Crânio de boi-almiscarado Norte Peary Terra Nordeste da Groenlândia Parque Nacional da Groenlândia

A ponta norte da Groenlândia já foi o lar de mastodontes, renas e florestas exuberantes, revelam sequências de DNA de 2 milhões de anos. Galen Rowell/Mountain Light/Alamy

A ponta nordeste da Groenlândia é um lugar solitário e estéril, lar de algumas lebres e bois-almiscarados, além de poucas plantas. Sequências de DNA de dois milhões de anos - as mais antigas já obtidas - recuperadas de solo congelado sugerem que a região já foi o lar de mastodontes e renas que vagavam por um ecossistema florestal diferente de qualquer outro encontrado na Terra.

“Ninguém poderia prever este ecossistema no norte da Groenlândia neste momento”, diz Eske Willerslev, um paleogeneticista da Universidade de Copenhague que co-liderou um estudo publicado em 7 de dezembro na Nature descrevendo as descobertas do DNA antigo 1 .

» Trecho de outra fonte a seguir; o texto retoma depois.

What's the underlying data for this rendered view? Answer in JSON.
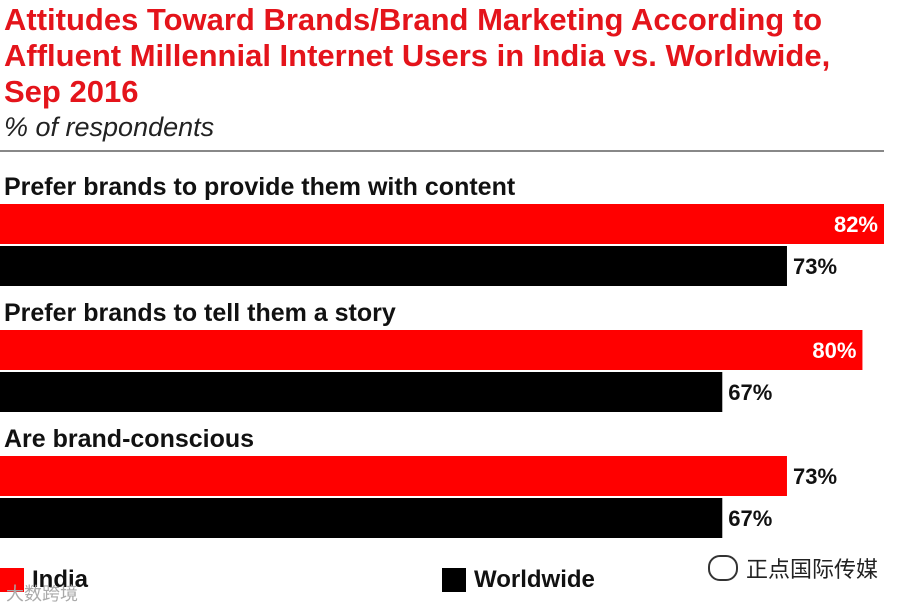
{
  "title": "Attitudes Toward Brands/Brand Marketing According to Affluent Millennial Internet Users in India vs. Worldwide, Sep 2016",
  "subtitle": "% of respondents",
  "colors": {
    "india": "#ff0000",
    "worldwide": "#000000",
    "title": "#e4141b"
  },
  "chart_data": {
    "type": "bar",
    "orientation": "horizontal",
    "categories": [
      "Prefer brands to provide them with content",
      "Prefer brands to tell them a story",
      "Are brand-conscious"
    ],
    "series": [
      {
        "name": "India",
        "values": [
          82,
          80,
          73
        ],
        "color": "#ff0000"
      },
      {
        "name": "Worldwide",
        "values": [
          73,
          67,
          67
        ],
        "color": "#000000"
      }
    ],
    "value_suffix": "%",
    "xlim": [
      0,
      82
    ],
    "legend_position": "bottom",
    "grid": false
  },
  "legend": {
    "india_label": "India",
    "worldwide_label": "Worldwide"
  },
  "watermark": {
    "wechat_text": "正点国际传媒",
    "corner_text": "大数跨境"
  }
}
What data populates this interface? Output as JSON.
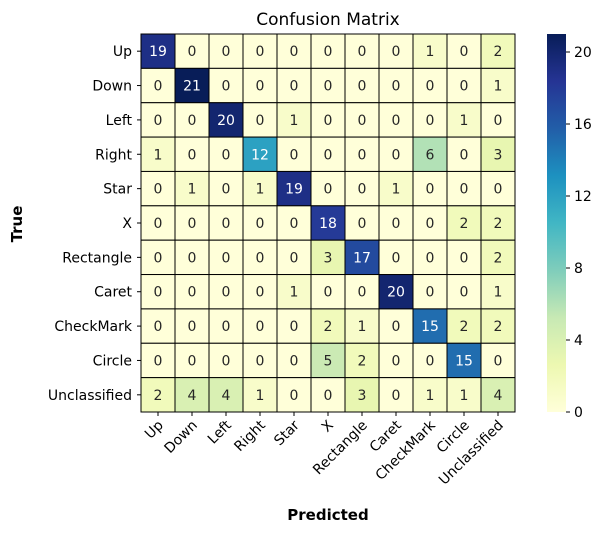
{
  "chart_data": {
    "type": "heatmap",
    "title": "Confusion Matrix",
    "xlabel": "Predicted",
    "ylabel": "True",
    "x_categories": [
      "Up",
      "Down",
      "Left",
      "Right",
      "Star",
      "X",
      "Rectangle",
      "Caret",
      "CheckMark",
      "Circle",
      "Unclassified"
    ],
    "y_categories": [
      "Up",
      "Down",
      "Left",
      "Right",
      "Star",
      "X",
      "Rectangle",
      "Caret",
      "CheckMark",
      "Circle",
      "Unclassified"
    ],
    "values": [
      [
        19,
        0,
        0,
        0,
        0,
        0,
        0,
        0,
        1,
        0,
        2
      ],
      [
        0,
        21,
        0,
        0,
        0,
        0,
        0,
        0,
        0,
        0,
        1
      ],
      [
        0,
        0,
        20,
        0,
        1,
        0,
        0,
        0,
        0,
        1,
        0
      ],
      [
        1,
        0,
        0,
        12,
        0,
        0,
        0,
        0,
        6,
        0,
        3
      ],
      [
        0,
        1,
        0,
        1,
        19,
        0,
        0,
        1,
        0,
        0,
        0
      ],
      [
        0,
        0,
        0,
        0,
        0,
        18,
        0,
        0,
        0,
        2,
        2
      ],
      [
        0,
        0,
        0,
        0,
        0,
        3,
        17,
        0,
        0,
        0,
        2
      ],
      [
        0,
        0,
        0,
        0,
        1,
        0,
        0,
        20,
        0,
        0,
        1
      ],
      [
        0,
        0,
        0,
        0,
        0,
        2,
        1,
        0,
        15,
        2,
        2
      ],
      [
        0,
        0,
        0,
        0,
        0,
        5,
        2,
        0,
        0,
        15,
        0
      ],
      [
        2,
        4,
        4,
        1,
        0,
        0,
        3,
        0,
        1,
        1,
        4
      ]
    ],
    "colorbar": {
      "colormap": "YlGnBu",
      "vmin": 0,
      "vmax": 21,
      "ticks": [
        0,
        4,
        8,
        12,
        16,
        20
      ]
    }
  }
}
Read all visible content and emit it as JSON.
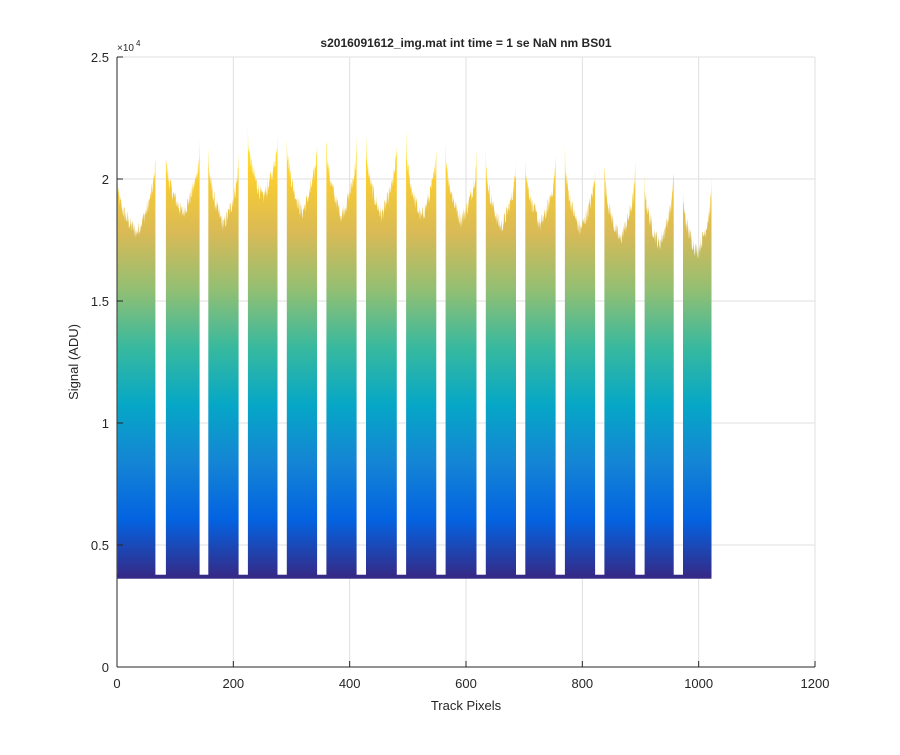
{
  "chart_data": {
    "type": "area",
    "title": "s2016091612_img.mat int time = 1 se  NaN nm BS01",
    "xlabel": "Track Pixels",
    "ylabel": "Signal (ADU)",
    "xlim": [
      0,
      1200
    ],
    "ylim": [
      0,
      25000
    ],
    "x_ticks": [
      0,
      200,
      400,
      600,
      800,
      1000,
      1200
    ],
    "x_tick_labels": [
      "0",
      "200",
      "400",
      "600",
      "800",
      "1000",
      "1200"
    ],
    "y_ticks": [
      0,
      5000,
      10000,
      15000,
      20000,
      25000
    ],
    "y_tick_labels": [
      "0",
      "0.5",
      "1",
      "1.5",
      "2",
      "2.5"
    ],
    "y_exponent_label": "×10",
    "y_exponent_power": "4",
    "grid": true,
    "baseline": 3700,
    "colormap": "parula (color by signal level)",
    "colors": [
      "#352a87",
      "#0363e1",
      "#1485d4",
      "#06a7c6",
      "#38b99e",
      "#92bf73",
      "#d9ba56",
      "#fcce2e",
      "#f9fb0e"
    ],
    "segments": [
      {
        "x_start": 1,
        "x_end": 66,
        "left_peak": 19900,
        "min": 17800,
        "right_peak": 21000
      },
      {
        "x_start": 84,
        "x_end": 142,
        "left_peak": 21100,
        "min": 18600,
        "right_peak": 21500
      },
      {
        "x_start": 157,
        "x_end": 209,
        "left_peak": 21200,
        "min": 18100,
        "right_peak": 21000
      },
      {
        "x_start": 225,
        "x_end": 276,
        "left_peak": 22100,
        "min": 19200,
        "right_peak": 22000
      },
      {
        "x_start": 292,
        "x_end": 344,
        "left_peak": 21900,
        "min": 18600,
        "right_peak": 21700
      },
      {
        "x_start": 360,
        "x_end": 412,
        "left_peak": 21800,
        "min": 18500,
        "right_peak": 21600
      },
      {
        "x_start": 428,
        "x_end": 481,
        "left_peak": 21700,
        "min": 18500,
        "right_peak": 21600
      },
      {
        "x_start": 497,
        "x_end": 549,
        "left_peak": 21700,
        "min": 18400,
        "right_peak": 21500
      },
      {
        "x_start": 565,
        "x_end": 618,
        "left_peak": 21500,
        "min": 18300,
        "right_peak": 21100
      },
      {
        "x_start": 634,
        "x_end": 686,
        "left_peak": 21100,
        "min": 18000,
        "right_peak": 20900
      },
      {
        "x_start": 702,
        "x_end": 754,
        "left_peak": 21000,
        "min": 18100,
        "right_peak": 21000
      },
      {
        "x_start": 770,
        "x_end": 822,
        "left_peak": 21200,
        "min": 17900,
        "right_peak": 20700
      },
      {
        "x_start": 838,
        "x_end": 891,
        "left_peak": 20700,
        "min": 17500,
        "right_peak": 20500
      },
      {
        "x_start": 907,
        "x_end": 957,
        "left_peak": 20200,
        "min": 17300,
        "right_peak": 20400
      },
      {
        "x_start": 973,
        "x_end": 1022,
        "left_peak": 19500,
        "min": 17000,
        "right_peak": 19900
      }
    ]
  }
}
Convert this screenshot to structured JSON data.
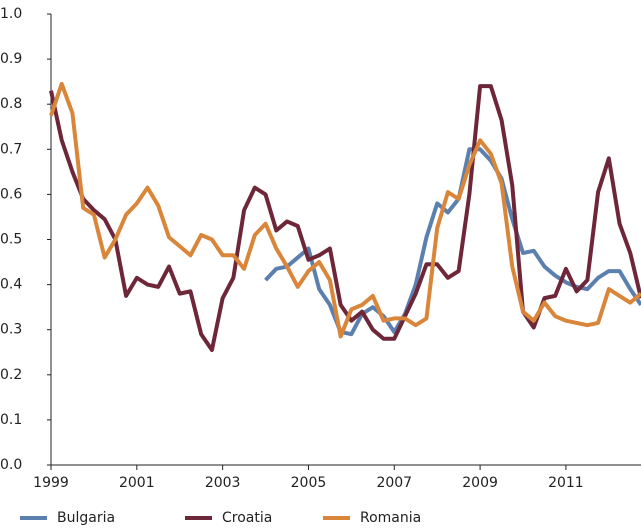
{
  "chart_data": {
    "type": "line",
    "x": [
      1999,
      1999.25,
      1999.5,
      1999.75,
      2000,
      2000.25,
      2000.5,
      2000.75,
      2001,
      2001.25,
      2001.5,
      2001.75,
      2002,
      2002.25,
      2002.5,
      2002.75,
      2003,
      2003.25,
      2003.5,
      2003.75,
      2004,
      2004.25,
      2004.5,
      2004.75,
      2005,
      2005.25,
      2005.5,
      2005.75,
      2006,
      2006.25,
      2006.5,
      2006.75,
      2007,
      2007.25,
      2007.5,
      2007.75,
      2008,
      2008.25,
      2008.5,
      2008.75,
      2009,
      2009.25,
      2009.5,
      2009.75,
      2010,
      2010.25,
      2010.5,
      2010.75,
      2011,
      2011.25,
      2011.5,
      2011.75,
      2012,
      2012.25,
      2012.5,
      2012.75
    ],
    "series": [
      {
        "name": "Bulgaria",
        "color": "#5b7fae",
        "values": [
          null,
          null,
          null,
          null,
          null,
          null,
          null,
          null,
          null,
          null,
          null,
          null,
          null,
          null,
          null,
          null,
          null,
          null,
          null,
          null,
          0.41,
          0.435,
          0.44,
          0.46,
          0.48,
          0.39,
          0.355,
          0.295,
          0.29,
          0.335,
          0.35,
          0.33,
          0.295,
          0.335,
          0.4,
          0.505,
          0.58,
          0.56,
          0.59,
          0.7,
          0.7,
          0.675,
          0.635,
          0.545,
          0.47,
          0.475,
          0.44,
          0.42,
          0.405,
          0.395,
          0.39,
          0.415,
          0.43,
          0.43,
          0.39,
          0.355
        ]
      },
      {
        "name": "Croatia",
        "color": "#6e2639",
        "values": [
          0.83,
          0.72,
          0.65,
          0.59,
          0.565,
          0.545,
          0.5,
          0.375,
          0.415,
          0.4,
          0.395,
          0.44,
          0.38,
          0.385,
          0.29,
          0.255,
          0.37,
          0.415,
          0.565,
          0.615,
          0.6,
          0.52,
          0.54,
          0.53,
          0.455,
          0.465,
          0.48,
          0.355,
          0.32,
          0.34,
          0.3,
          0.28,
          0.28,
          0.33,
          0.38,
          0.445,
          0.445,
          0.415,
          0.43,
          0.6,
          0.84,
          0.84,
          0.765,
          0.62,
          0.34,
          0.305,
          0.37,
          0.375,
          0.435,
          0.385,
          0.41,
          0.605,
          0.68,
          0.535,
          0.47,
          0.37
        ]
      },
      {
        "name": "Romania",
        "color": "#d9863b",
        "values": [
          0.775,
          0.845,
          0.78,
          0.57,
          0.555,
          0.46,
          0.5,
          0.555,
          0.58,
          0.615,
          0.575,
          0.505,
          0.485,
          0.465,
          0.51,
          0.5,
          0.465,
          0.465,
          0.435,
          0.51,
          0.535,
          0.48,
          0.44,
          0.395,
          0.43,
          0.45,
          0.41,
          0.285,
          0.345,
          0.355,
          0.375,
          0.32,
          0.325,
          0.325,
          0.31,
          0.325,
          0.525,
          0.605,
          0.59,
          0.665,
          0.72,
          0.69,
          0.625,
          0.44,
          0.34,
          0.32,
          0.36,
          0.33,
          0.32,
          0.315,
          0.31,
          0.315,
          0.39,
          0.375,
          0.36,
          0.38
        ]
      }
    ],
    "xlim": [
      1999,
      2012.75
    ],
    "xticks": [
      1999,
      2001,
      2003,
      2005,
      2007,
      2009,
      2011
    ],
    "ylim": [
      0,
      1
    ],
    "yticks": [
      {
        "value": 0,
        "label": "0.0"
      },
      0.1,
      0.2,
      0.3,
      0.4,
      0.5,
      0.6,
      0.7,
      0.8,
      0.9,
      {
        "value": 1,
        "label": "1.0"
      }
    ],
    "grid": false,
    "legend": "bottom"
  }
}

“É incrível”, acrescenta Love Dalén, paleogeneticista do Museu Sueco de História Natural de Estocolmo, que não participou do estudo. “Nem em um milhão de anos você esperaria um mastodonte lá em cima.”

Em 2021, a equipe de Dalén obteve genomas parciais de restos de mamutes de um milhão de anos da Sibéria, quebrando o recorde de preservação de DNA antigo 2 . Mas Dalén e outros cientistas suspeitaram que, embora o DNA se degrade em fragmentos cada vez mais curtos ao longo do tempo, sequências ainda mais antigas poderiam ser recuperadas e interpretadas – se as amostras certas pudessem ser encontradas.

Acontece que algumas dessas amostras estavam em um freezer em Copenhague desde 2006, quando Willerslev visitou o norte da Groenlândia em busca de restos humanos antigos. Enquanto estava lá, a equipe coletou sedimentos da Formação Kap København da região, um depósito de 100 metros de espessura de lama e areia congelada que se formou há cerca de 2 milhões de anos.

prof.  Eske Willerslev preparando amostras em Copenhagen.

O paleogeneticista Eske Willerslev prepara amostras de DNA para sequenciamento. Cortesia de NOVA, HHMI Tangled Bank Studios e Handful of Films

Ao longo dos anos, Willerslev e sua equipe testaram periodicamente o sedimento Kap København, à medida que os métodos de extração e sequenciamento de DNA antigo foram aprimorados. Alguns anos atrás, eles conseguiram seu primeiro sucesso. Ao todo, eles vasculharam mais de 16 bilhões de fragmentos de DNA – muitos de micro-organismos modernos que contaminaram as amostras – para identificar fragmentos de DNA antigo autêntico. “É um grande esforço de sequenciamento”, diz Willerslev.

Aparição surpresa

Quando a equipe comparou essas sequências com bancos de dados de genomas de plantas e animais modernos – que às vezes diferem substancialmente daqueles dos parentes antigos dos organismos – surgiu um instantâneo de Kap København há dois milhões de anos. 

A Groenlândia era muito mais quente naquela época, mas os pesquisadores não esperavam que as sequências de DNA revelassem florestas de choupos, abetos e teixos, como os que agora são encontrados em latitudes muito mais baixas, ao lado de juncos, arbustos e espécies de bétulas que ainda crescem na Groenlândia. .

A vida animal de Kap København, detalhada em sequências provavelmente de renas e mastodontes – parentes extintos dos elefantes –, bem como roedores, gansos e coelhos, trouxe ainda mais surpresas. “As renas, segundo os paleontólogos, não deveriam ter sobrevivido; eles nem deveriam existir naquela época”, diz Willerslev. Acredita-se que os mastodontes viviam nas florestas da América do Norte, e seus restos mortais nunca foram encontrados na Groenlândia.

“Esperávamos que tais animais gigantescos dificilmente passassem despercebidos no registro fóssil”, diz Ludovic Orlando, especialista em DNA antigo do Centro de Antropobiologia e Genômica de Toulouse, na França. Tais descobertas mostram o potencial do DNA sedimentar antigo para produzir informações surpreendentes sobre os ecossistemas do passado.

Willerslev acha que o trabalho de sua equipe também pode dizer algo sobre como os ecossistemas do futuro responderão às mudanças climáticas. “Nesses organismos há uma capacidade de adaptação em composição e alcance que não entendemos e não podemos prever”, diz ele.